As children develop these skills in a range of contexts, so too will they develop the ability to be independent learners, using the key historical skills they have gained to analyse, question and compare sources of evidence to form their own judgements about the past. Learning from these strands helps children to foster an enthusiasm and a sense of curiosity about the past, encouraging children in their first steps towards being lifelong learners.


Firstly, history is the process of enquiry, the search for evidence, and the examination of this evidence by sorting, evaluating and weighing it. For example, this could be a simple explanation of how we know a toy train is old in Key Stage One.

Secondly, historians use this evidence to imaginatively reconstruct the past – to write their history. The problem is that evidence is nearly always incomplete. So, historians use their skills to fill in the gaps and imagine and infer how it might have been. It is like completing a jigsaw when parts are missing and the picture on the lid is incomplete.
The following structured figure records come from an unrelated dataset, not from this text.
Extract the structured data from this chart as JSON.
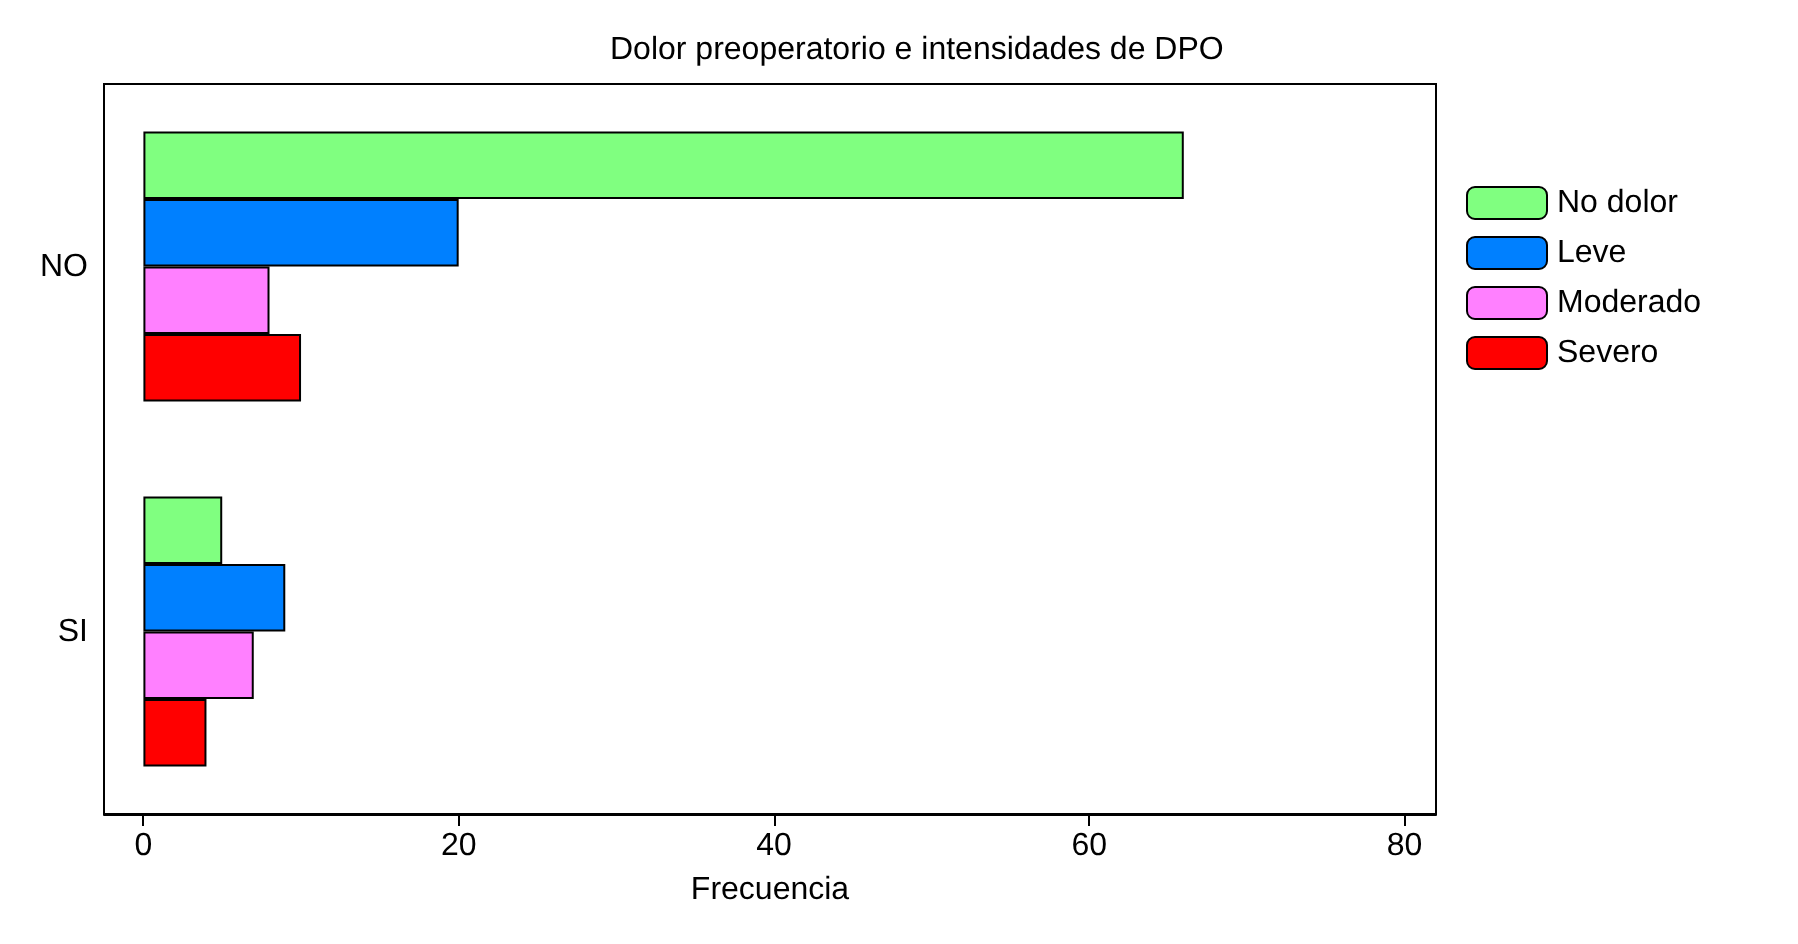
{
  "chart_data": {
    "type": "bar",
    "orientation": "horizontal",
    "title": "Dolor preoperatorio e intensidades de DPO",
    "xlabel": "Frecuencia",
    "categories": [
      "NO",
      "SI"
    ],
    "series": [
      {
        "name": "No dolor",
        "color": "#80ff80",
        "values": [
          66,
          5
        ]
      },
      {
        "name": "Leve",
        "color": "#0080ff",
        "values": [
          20,
          9
        ]
      },
      {
        "name": "Moderado",
        "color": "#ff80ff",
        "values": [
          8,
          7
        ]
      },
      {
        "name": "Severo",
        "color": "#ff0000",
        "values": [
          10,
          4
        ]
      }
    ],
    "xlim": [
      -2.5,
      82
    ],
    "xticks": [
      0,
      20,
      40,
      60,
      80
    ],
    "grid": false,
    "legend": "top right"
  }
}
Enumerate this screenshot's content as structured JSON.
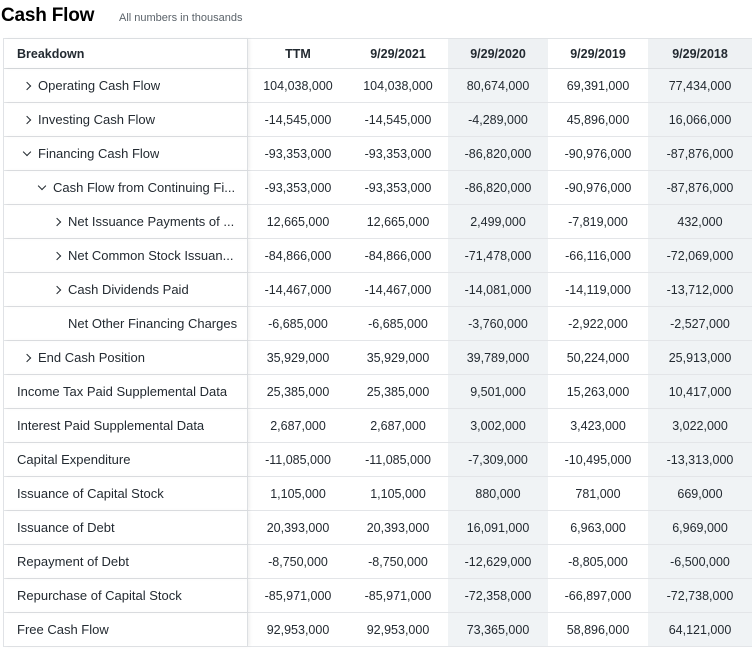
{
  "header": {
    "title": "Cash Flow",
    "subtitle": "All numbers in thousands"
  },
  "table": {
    "breakdown_label": "Breakdown",
    "columns": [
      "TTM",
      "9/29/2021",
      "9/29/2020",
      "9/29/2019",
      "9/29/2018"
    ],
    "rows": [
      {
        "label": "Operating Cash Flow",
        "expander": "right",
        "indent": 0,
        "values": [
          "104,038,000",
          "104,038,000",
          "80,674,000",
          "69,391,000",
          "77,434,000"
        ]
      },
      {
        "label": "Investing Cash Flow",
        "expander": "right",
        "indent": 0,
        "values": [
          "-14,545,000",
          "-14,545,000",
          "-4,289,000",
          "45,896,000",
          "16,066,000"
        ]
      },
      {
        "label": "Financing Cash Flow",
        "expander": "down",
        "indent": 0,
        "values": [
          "-93,353,000",
          "-93,353,000",
          "-86,820,000",
          "-90,976,000",
          "-87,876,000"
        ]
      },
      {
        "label": "Cash Flow from Continuing Fi...",
        "expander": "down",
        "indent": 1,
        "values": [
          "-93,353,000",
          "-93,353,000",
          "-86,820,000",
          "-90,976,000",
          "-87,876,000"
        ]
      },
      {
        "label": "Net Issuance Payments of ...",
        "expander": "right",
        "indent": 2,
        "values": [
          "12,665,000",
          "12,665,000",
          "2,499,000",
          "-7,819,000",
          "432,000"
        ]
      },
      {
        "label": "Net Common Stock Issuan...",
        "expander": "right",
        "indent": 2,
        "values": [
          "-84,866,000",
          "-84,866,000",
          "-71,478,000",
          "-66,116,000",
          "-72,069,000"
        ]
      },
      {
        "label": "Cash Dividends Paid",
        "expander": "right",
        "indent": 2,
        "values": [
          "-14,467,000",
          "-14,467,000",
          "-14,081,000",
          "-14,119,000",
          "-13,712,000"
        ]
      },
      {
        "label": "Net Other Financing Charges",
        "expander": "none",
        "indent": 2,
        "values": [
          "-6,685,000",
          "-6,685,000",
          "-3,760,000",
          "-2,922,000",
          "-2,527,000"
        ]
      },
      {
        "label": "End Cash Position",
        "expander": "right",
        "indent": 0,
        "values": [
          "35,929,000",
          "35,929,000",
          "39,789,000",
          "50,224,000",
          "25,913,000"
        ]
      },
      {
        "label": "Income Tax Paid Supplemental Data",
        "expander": "none",
        "indent": -1,
        "values": [
          "25,385,000",
          "25,385,000",
          "9,501,000",
          "15,263,000",
          "10,417,000"
        ]
      },
      {
        "label": "Interest Paid Supplemental Data",
        "expander": "none",
        "indent": -1,
        "values": [
          "2,687,000",
          "2,687,000",
          "3,002,000",
          "3,423,000",
          "3,022,000"
        ]
      },
      {
        "label": "Capital Expenditure",
        "expander": "none",
        "indent": -1,
        "values": [
          "-11,085,000",
          "-11,085,000",
          "-7,309,000",
          "-10,495,000",
          "-13,313,000"
        ]
      },
      {
        "label": "Issuance of Capital Stock",
        "expander": "none",
        "indent": -1,
        "values": [
          "1,105,000",
          "1,105,000",
          "880,000",
          "781,000",
          "669,000"
        ]
      },
      {
        "label": "Issuance of Debt",
        "expander": "none",
        "indent": -1,
        "values": [
          "20,393,000",
          "20,393,000",
          "16,091,000",
          "6,963,000",
          "6,969,000"
        ]
      },
      {
        "label": "Repayment of Debt",
        "expander": "none",
        "indent": -1,
        "values": [
          "-8,750,000",
          "-8,750,000",
          "-12,629,000",
          "-8,805,000",
          "-6,500,000"
        ]
      },
      {
        "label": "Repurchase of Capital Stock",
        "expander": "none",
        "indent": -1,
        "values": [
          "-85,971,000",
          "-85,971,000",
          "-72,358,000",
          "-66,897,000",
          "-72,738,000"
        ]
      },
      {
        "label": "Free Cash Flow",
        "expander": "none",
        "indent": -1,
        "values": [
          "92,953,000",
          "92,953,000",
          "73,365,000",
          "58,896,000",
          "64,121,000"
        ]
      }
    ]
  }
}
In the classroom children can use photographs and artefacts to piece together the information.

We offer children the opportunity to see how and why different versions of the past differ. Children need to know that when historians describe and explain the past, what we get is their construct, and not a fixed and uncontested view of the past.

At Caedmon, the children study history through using a range of resources including:

  • secondary sources such as books and iPads
  • visits to historic properties
  • trips.
  • drama workshops
  • observation
  • explaining and note taking.


Our learners will …
At Caedmon, we strive to create a supportive and collaborative ethos for learning by providing investigative and enquiry based learning opportunities. Emphasis is placed on analytical thinking which helps children gain a coherent knowledge and understanding of Britain’s past and that of the wider world and fires children’s curiosity to know more about the past. Through this study, children learn to ask perceptive questions, think critically, weigh evidence, sift arguments, and develop perspective and judgement.